George Bradshaw was born at Pendleton, near Salford on July 29th 1801. He was an apprentice engraver to Thomas Tonbridge of Market Street, Manchester before spending two years in Belfast where he attempted to establish a business, returning to Manchester when this did not materialise.
He started trading from offices in Market Place before relocating to Cope's Court in 1830, where a year later he employed William Blacklock as an apprentice. At this stage, the business was mainly engaged in engraving maps and in 1835 a letter-press department was established.

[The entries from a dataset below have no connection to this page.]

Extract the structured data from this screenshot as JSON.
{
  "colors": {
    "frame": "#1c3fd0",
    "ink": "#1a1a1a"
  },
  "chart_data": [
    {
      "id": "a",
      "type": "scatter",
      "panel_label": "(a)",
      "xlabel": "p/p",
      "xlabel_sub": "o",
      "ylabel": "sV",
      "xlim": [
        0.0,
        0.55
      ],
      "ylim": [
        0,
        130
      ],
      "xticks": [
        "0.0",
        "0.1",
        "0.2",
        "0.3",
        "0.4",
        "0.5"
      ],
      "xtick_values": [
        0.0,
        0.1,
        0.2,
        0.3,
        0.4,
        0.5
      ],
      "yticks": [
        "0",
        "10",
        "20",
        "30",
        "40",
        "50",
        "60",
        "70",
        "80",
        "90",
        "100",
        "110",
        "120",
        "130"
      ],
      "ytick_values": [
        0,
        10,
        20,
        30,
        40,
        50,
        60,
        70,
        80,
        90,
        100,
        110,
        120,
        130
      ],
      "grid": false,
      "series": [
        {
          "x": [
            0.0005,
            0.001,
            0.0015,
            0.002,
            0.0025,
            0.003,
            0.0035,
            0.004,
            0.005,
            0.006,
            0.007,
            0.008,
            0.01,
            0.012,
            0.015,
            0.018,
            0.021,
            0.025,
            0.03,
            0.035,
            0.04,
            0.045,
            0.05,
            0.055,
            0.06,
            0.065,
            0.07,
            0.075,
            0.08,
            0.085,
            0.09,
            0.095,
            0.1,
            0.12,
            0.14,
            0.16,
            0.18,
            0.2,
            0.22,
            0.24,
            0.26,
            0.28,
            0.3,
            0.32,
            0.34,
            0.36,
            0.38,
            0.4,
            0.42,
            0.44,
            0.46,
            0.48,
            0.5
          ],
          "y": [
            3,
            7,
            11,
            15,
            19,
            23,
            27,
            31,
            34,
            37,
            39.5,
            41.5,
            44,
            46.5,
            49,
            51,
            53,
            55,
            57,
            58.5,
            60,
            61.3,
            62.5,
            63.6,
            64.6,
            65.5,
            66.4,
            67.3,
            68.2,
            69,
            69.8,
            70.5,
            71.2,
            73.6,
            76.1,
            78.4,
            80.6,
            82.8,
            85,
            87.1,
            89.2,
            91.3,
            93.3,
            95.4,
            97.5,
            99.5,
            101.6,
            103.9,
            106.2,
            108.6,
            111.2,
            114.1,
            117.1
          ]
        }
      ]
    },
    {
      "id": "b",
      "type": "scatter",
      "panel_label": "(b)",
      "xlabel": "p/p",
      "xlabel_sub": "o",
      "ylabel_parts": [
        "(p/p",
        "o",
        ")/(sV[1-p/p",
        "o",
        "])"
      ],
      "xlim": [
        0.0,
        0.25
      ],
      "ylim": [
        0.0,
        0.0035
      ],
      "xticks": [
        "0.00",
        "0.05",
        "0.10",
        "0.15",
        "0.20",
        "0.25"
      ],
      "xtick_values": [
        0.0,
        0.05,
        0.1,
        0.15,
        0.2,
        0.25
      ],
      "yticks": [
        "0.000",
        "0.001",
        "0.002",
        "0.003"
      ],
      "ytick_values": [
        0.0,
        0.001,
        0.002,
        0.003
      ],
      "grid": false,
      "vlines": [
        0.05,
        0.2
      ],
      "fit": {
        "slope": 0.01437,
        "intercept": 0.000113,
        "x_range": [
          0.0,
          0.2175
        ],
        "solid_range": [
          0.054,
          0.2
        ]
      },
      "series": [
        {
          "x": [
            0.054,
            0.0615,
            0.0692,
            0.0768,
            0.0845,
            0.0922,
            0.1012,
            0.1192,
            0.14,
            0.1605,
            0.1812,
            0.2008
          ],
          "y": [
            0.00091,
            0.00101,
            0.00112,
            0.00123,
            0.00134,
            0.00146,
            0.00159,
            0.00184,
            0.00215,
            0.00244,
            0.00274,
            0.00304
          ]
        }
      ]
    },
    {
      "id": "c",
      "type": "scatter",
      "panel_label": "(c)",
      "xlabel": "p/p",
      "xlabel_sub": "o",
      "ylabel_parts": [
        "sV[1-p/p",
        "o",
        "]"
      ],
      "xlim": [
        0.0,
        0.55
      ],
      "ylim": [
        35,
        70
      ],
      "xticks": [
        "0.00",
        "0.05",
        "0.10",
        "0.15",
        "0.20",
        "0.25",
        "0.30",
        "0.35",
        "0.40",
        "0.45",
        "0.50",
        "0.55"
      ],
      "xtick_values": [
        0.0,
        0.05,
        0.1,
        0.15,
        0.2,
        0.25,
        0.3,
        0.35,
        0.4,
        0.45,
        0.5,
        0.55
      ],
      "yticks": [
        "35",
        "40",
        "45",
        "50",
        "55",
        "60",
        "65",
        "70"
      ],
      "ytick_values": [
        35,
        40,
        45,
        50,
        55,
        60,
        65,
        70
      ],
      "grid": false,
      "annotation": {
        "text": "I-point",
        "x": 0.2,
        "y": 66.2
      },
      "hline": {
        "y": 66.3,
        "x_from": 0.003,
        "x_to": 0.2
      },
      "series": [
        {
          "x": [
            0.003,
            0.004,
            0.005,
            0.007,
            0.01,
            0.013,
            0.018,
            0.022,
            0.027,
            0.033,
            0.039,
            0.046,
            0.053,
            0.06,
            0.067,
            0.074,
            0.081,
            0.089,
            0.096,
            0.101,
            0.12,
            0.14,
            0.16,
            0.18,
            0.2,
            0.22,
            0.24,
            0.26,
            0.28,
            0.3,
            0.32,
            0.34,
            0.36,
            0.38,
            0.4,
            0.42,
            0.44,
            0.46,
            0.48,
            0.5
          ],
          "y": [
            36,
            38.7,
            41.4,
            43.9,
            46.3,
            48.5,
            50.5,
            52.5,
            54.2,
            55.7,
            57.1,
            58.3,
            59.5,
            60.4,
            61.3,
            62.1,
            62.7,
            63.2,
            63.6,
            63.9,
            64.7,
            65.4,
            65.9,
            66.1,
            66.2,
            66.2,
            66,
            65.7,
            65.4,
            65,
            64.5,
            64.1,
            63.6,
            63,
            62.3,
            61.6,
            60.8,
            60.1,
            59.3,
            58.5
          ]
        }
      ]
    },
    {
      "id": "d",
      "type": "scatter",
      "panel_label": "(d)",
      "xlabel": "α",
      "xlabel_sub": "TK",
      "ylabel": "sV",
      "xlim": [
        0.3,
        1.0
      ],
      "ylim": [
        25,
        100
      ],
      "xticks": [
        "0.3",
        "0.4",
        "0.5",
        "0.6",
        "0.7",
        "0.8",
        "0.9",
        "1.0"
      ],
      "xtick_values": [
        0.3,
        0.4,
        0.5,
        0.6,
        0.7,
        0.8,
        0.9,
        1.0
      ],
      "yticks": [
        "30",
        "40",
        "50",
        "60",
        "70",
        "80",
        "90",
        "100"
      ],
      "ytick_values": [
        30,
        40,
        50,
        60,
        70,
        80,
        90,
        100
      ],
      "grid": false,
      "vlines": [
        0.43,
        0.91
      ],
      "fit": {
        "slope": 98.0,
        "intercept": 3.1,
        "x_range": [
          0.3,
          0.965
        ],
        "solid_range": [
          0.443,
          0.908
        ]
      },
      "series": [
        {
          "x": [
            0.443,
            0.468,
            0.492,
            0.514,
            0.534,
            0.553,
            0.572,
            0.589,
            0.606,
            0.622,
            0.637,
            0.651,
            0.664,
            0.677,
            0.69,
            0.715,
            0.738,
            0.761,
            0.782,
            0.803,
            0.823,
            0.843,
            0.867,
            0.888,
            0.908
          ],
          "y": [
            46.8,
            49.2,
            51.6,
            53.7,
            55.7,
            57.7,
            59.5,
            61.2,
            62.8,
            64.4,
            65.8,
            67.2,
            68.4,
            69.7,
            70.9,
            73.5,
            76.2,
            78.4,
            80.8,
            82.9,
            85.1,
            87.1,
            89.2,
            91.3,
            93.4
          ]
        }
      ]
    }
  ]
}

William Blacklock, who was born in 1817, made such an impression within the business that he was made a partner before the age of 21. In 1839, the firm of Bradshaw & Blacklock moved to 27 Brown Street, Manchester and from there began publishing the Bradshaw's Railway Guides for which it become so well known.
Initially Bradshaw's Guides and then pocket books, albums and Baxter Process prints were also sold through the offices of W. J. Adams at 59 Fleet Street, London. Bradshaw & Blacklock purchased a licence from George Baxter around 1850 and published their first Baxter Process print in 'Bradshaw's Guide Through London and its Environs' in 1851. Bradshaw travelled to Norway in connection with one of their Continental Railway Guides, in 1853, where he contracted Asiatic cholera and died on September 6th 1853. He was buried at Christiania. The firm continued producing prints by the Baxter Process until at least 1856 and produced bobbin tickets by this method for about another forty years.
Blacklock retired from the firm in 1857.